What is RDP? | ITProPortal | #linux | #linuxsecurity

What is RDP?

Remote Desktop Protocol (RDP) is the transmission protocol used in Microsoft’s Remote Desktop. To use RDP, you run an RDP server on the computer you want to remotely control, and an RDP client on the computer you are connecting from.

Thanks to RDP and the software that uses the protocol, you can view and control a remote computer’s desktop. Remote Desktop, Microsoft’s software that uses RDP, is built into most versions of Windows.
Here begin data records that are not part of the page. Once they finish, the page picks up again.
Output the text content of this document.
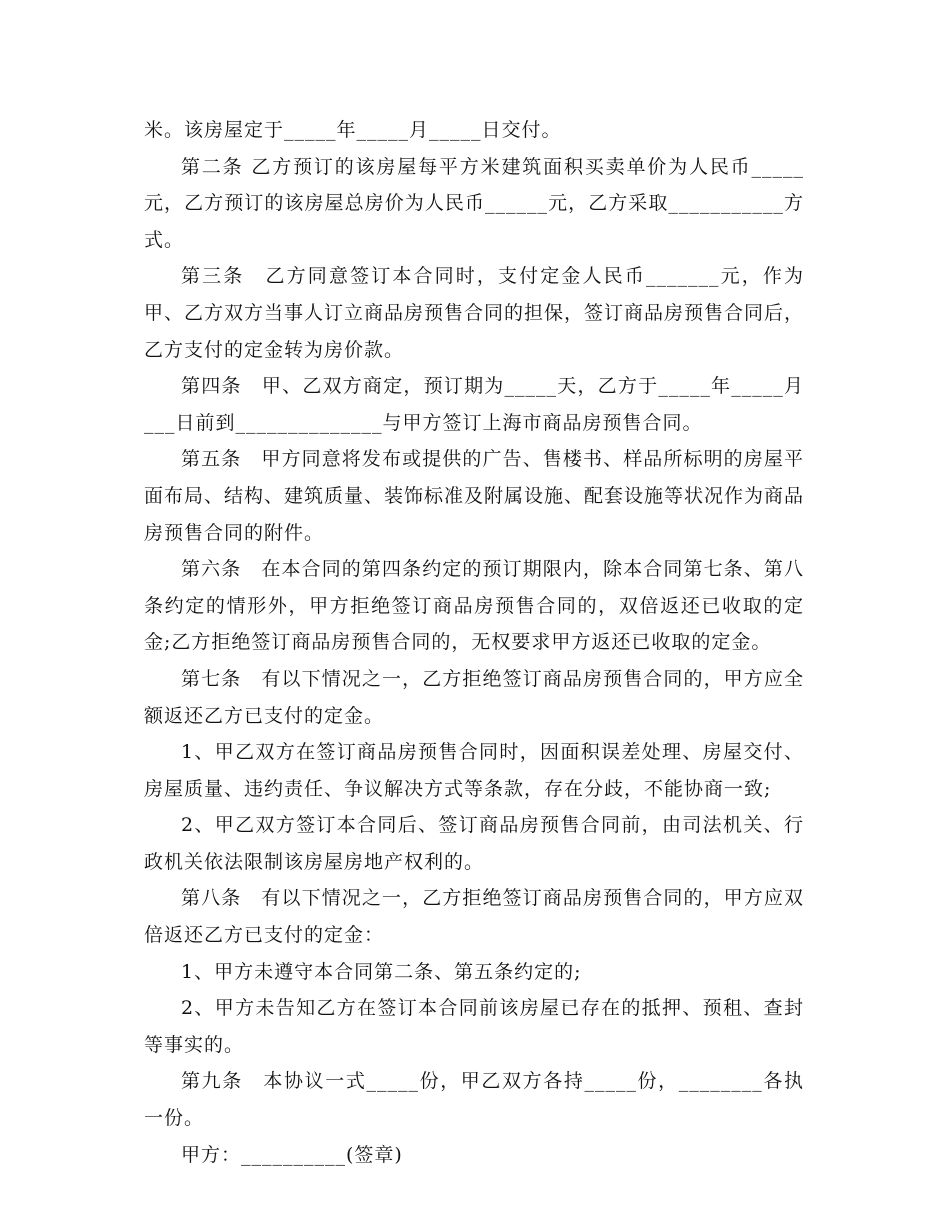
米。该房屋定于_____年_____月_____日交付。

第二条 乙方预订的该房屋每平方米建筑面积买卖单价为人民币_____元，乙方预订的该房屋总房价为人民币______元，乙方采取___________方式。

第三条　乙方同意签订本合同时，支付定金人民币_______元，作为甲、乙方双方当事人订立商品房预售合同的担保，签订商品房预售合同后，乙方支付的定金转为房价款。

第四条　甲、乙双方商定，预订期为_____天，乙方于_____年_____月___日前到______________与甲方签订上海市商品房预售合同。

第五条　甲方同意将发布或提供的广告、售楼书、样品所标明的房屋平面布局、结构、建筑质量、装饰标准及附属设施、配套设施等状况作为商品房预售合同的附件。

第六条　在本合同的第四条约定的预订期限内，除本合同第七条、第八条约定的情形外，甲方拒绝签订商品房预售合同的，双倍返还已收取的定金;乙方拒绝签订商品房预售合同的，无权要求甲方返还已收取的定金。

第七条　有以下情况之一，乙方拒绝签订商品房预售合同的，甲方应全额返还乙方已支付的定金。

1、甲乙双方在签订商品房预售合同时，因面积误差处理、房屋交付、房屋质量、违约责任、争议解决方式等条款，存在分歧，不能协商一致;

2、甲乙双方签订本合同后、签订商品房预售合同前，由司法机关、行政机关依法限制该房屋房地产权利的。

第八条　有以下情况之一，乙方拒绝签订商品房预售合同的，甲方应双倍返还乙方已支付的定金：

1、甲方未遵守本合同第二条、第五条约定的;

2、甲方未告知乙方在签订本合同前该房屋已存在的抵押、预租、查封等事实的。

第九条　本协议一式_____份，甲乙双方各持_____份，________各执一份。

甲方：__________(签章)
This convenience makes it one of the best remote desktop software options if you primarily work on the Microsoft Windows platform.

What does RDP do?

  • Transfers image data from the server to the client so you can see your desktop remotely
  • Can direct sound from the remote desktop to your local computer
  • Encrypts all data sent between the two computers
  • Authenticates users using Network Level Authentication (NLA)
  • Enables you to access your local files on a remote desktop through a system called file system redirection
  • Includes access to your local printer during a remote session

How businesses can benefit from RDP 

Employees benefit from RDP through the use of the Remote Desktop application (Image credit: Mars on Unsplash)

RDP is simply a protocol, and most businesses benefit from it by using software that transmits data using RDP. In almost every case, this is through the use of Remote Desktop, the remote desktop tool that’s built into most editions of Windows.